This is the initial release of the high_frequency_checks Python package, which provides a framework for performing high-frequency checks on survey data. This package is designed to help identify potential errors or inconsistencies in the data, enabling data quality assurance before further analysis.
Features
Indicator Modules: The package includes modules for calculating and validating various indicators commonly used in survey data analysis, such as:
- Food Consumption Score (FCS)
- Reduced Coping Strategy Index (rCSI)
- Household Dietary Diversity Score (HDDS)
- Household Expenditure (HHEXPF_7D, HHEXPNF_1M, HHEXPNF_6M)
- Livelihoods Coping Strategies (LCS_FS, LCS_FS_R, LCS_EN)
- Housing conditions
- Demographic information
Configurable Checks: Each indicator module includes a set of configurable checks to identify potential errors or inconsistencies in the data. These checks can be customized based on the specific requirements of the survey or data collection process.

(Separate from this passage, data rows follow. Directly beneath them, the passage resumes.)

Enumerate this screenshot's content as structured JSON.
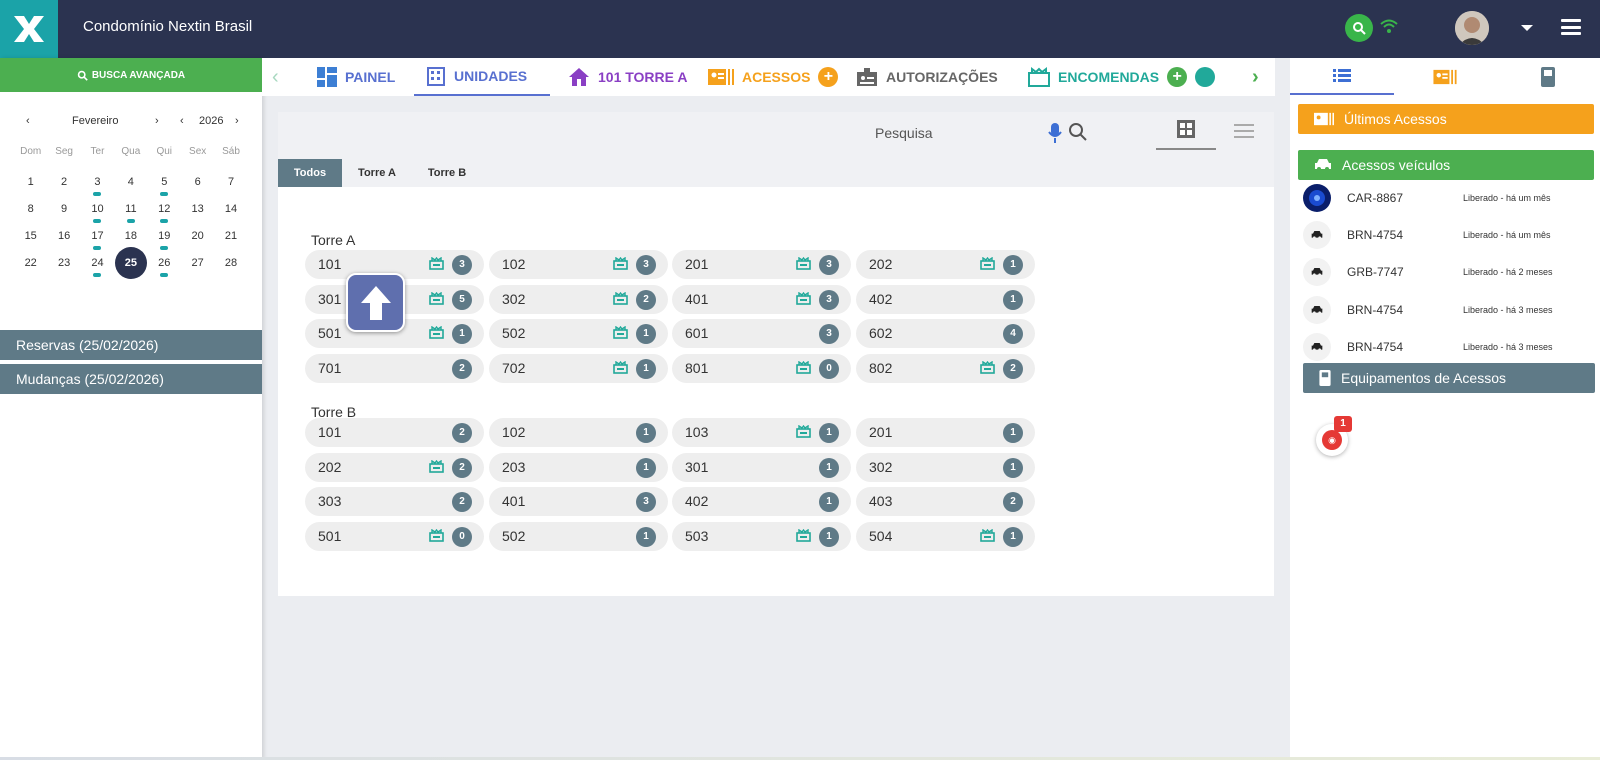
{
  "header": {
    "title": "Condomínio Nextin Brasil"
  },
  "sidebar": {
    "advanced_search": "BUSCA AVANÇADA",
    "calendar": {
      "month": "Fevereiro",
      "year": "2026",
      "weekdays": [
        "Dom",
        "Seg",
        "Ter",
        "Qua",
        "Qui",
        "Sex",
        "Sáb"
      ],
      "weeks": [
        [
          "1",
          "2",
          "3",
          "4",
          "5",
          "6",
          "7"
        ],
        [
          "8",
          "9",
          "10",
          "11",
          "12",
          "13",
          "14"
        ],
        [
          "15",
          "16",
          "17",
          "18",
          "19",
          "20",
          "21"
        ],
        [
          "22",
          "23",
          "24",
          "25",
          "26",
          "27",
          "28"
        ]
      ],
      "event_days": [
        "3",
        "5",
        "10",
        "11",
        "12",
        "17",
        "19",
        "24",
        "26"
      ],
      "today": "25"
    },
    "reservas": "Reservas (25/02/2026)",
    "mudancas": "Mudanças (25/02/2026)"
  },
  "tabs": {
    "painel": "PAINEL",
    "unidades": "UNIDADES",
    "torre": "101 TORRE A",
    "acessos": "ACESSOS",
    "autorizacoes": "AUTORIZAÇÕES",
    "encomendas": "ENCOMENDAS"
  },
  "main": {
    "search_placeholder": "Pesquisa",
    "filters": [
      "Todos",
      "Torre A",
      "Torre B"
    ],
    "towers": [
      {
        "name": "Torre A",
        "units": [
          {
            "num": "101",
            "count": "3",
            "pkg": true
          },
          {
            "num": "102",
            "count": "3",
            "pkg": true
          },
          {
            "num": "201",
            "count": "3",
            "pkg": true
          },
          {
            "num": "202",
            "count": "1",
            "pkg": true
          },
          {
            "num": "301",
            "count": "5",
            "pkg": true
          },
          {
            "num": "302",
            "count": "2",
            "pkg": true
          },
          {
            "num": "401",
            "count": "3",
            "pkg": true
          },
          {
            "num": "402",
            "count": "1",
            "pkg": false
          },
          {
            "num": "501",
            "count": "1",
            "pkg": true
          },
          {
            "num": "502",
            "count": "1",
            "pkg": true
          },
          {
            "num": "601",
            "count": "3",
            "pkg": false
          },
          {
            "num": "602",
            "count": "4",
            "pkg": false
          },
          {
            "num": "701",
            "count": "2",
            "pkg": false
          },
          {
            "num": "702",
            "count": "1",
            "pkg": true
          },
          {
            "num": "801",
            "count": "0",
            "pkg": true
          },
          {
            "num": "802",
            "count": "2",
            "pkg": true
          }
        ]
      },
      {
        "name": "Torre B",
        "units": [
          {
            "num": "101",
            "count": "2",
            "pkg": false
          },
          {
            "num": "102",
            "count": "1",
            "pkg": false
          },
          {
            "num": "103",
            "count": "1",
            "pkg": true
          },
          {
            "num": "201",
            "count": "1",
            "pkg": false
          },
          {
            "num": "202",
            "count": "2",
            "pkg": true
          },
          {
            "num": "203",
            "count": "1",
            "pkg": false
          },
          {
            "num": "301",
            "count": "1",
            "pkg": false
          },
          {
            "num": "302",
            "count": "1",
            "pkg": false
          },
          {
            "num": "303",
            "count": "2",
            "pkg": false
          },
          {
            "num": "401",
            "count": "3",
            "pkg": false
          },
          {
            "num": "402",
            "count": "1",
            "pkg": false
          },
          {
            "num": "403",
            "count": "2",
            "pkg": false
          },
          {
            "num": "501",
            "count": "0",
            "pkg": true
          },
          {
            "num": "502",
            "count": "1",
            "pkg": false
          },
          {
            "num": "503",
            "count": "1",
            "pkg": true
          },
          {
            "num": "504",
            "count": "1",
            "pkg": true
          }
        ]
      }
    ]
  },
  "right": {
    "ultimos_acessos": "Últimos Acessos",
    "acessos_veiculos": "Acessos veículos",
    "accesses": [
      {
        "plate": "CAR-8867",
        "status": "Liberado - há um mês"
      },
      {
        "plate": "BRN-4754",
        "status": "Liberado - há um mês"
      },
      {
        "plate": "GRB-7747",
        "status": "Liberado - há 2 meses"
      },
      {
        "plate": "BRN-4754",
        "status": "Liberado - há 3 meses"
      },
      {
        "plate": "BRN-4754",
        "status": "Liberado - há 3 meses"
      }
    ],
    "equipamentos": "Equipamentos de Acessos",
    "equip_badge": "1"
  },
  "colors": {
    "header": "#2b3350",
    "teal": "#1ba3a8",
    "green": "#4caf50",
    "orange": "#f5a11c",
    "slate": "#5f7a87"
  }
}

Flagging System: The package implements a flagging system to mark records with potential issues. Flags are generated based on the configured checks, and a narrative description is provided for each flagged record, facilitating review and follow-up.
Master Sheet Generation: The package can generate a master sheet that consolidates the original data with the calculated indicators and flags. This master sheet can be used for further review and analysis.
Data Loading: The package includes utilities for loading data from various sources, such as Excel files or databases.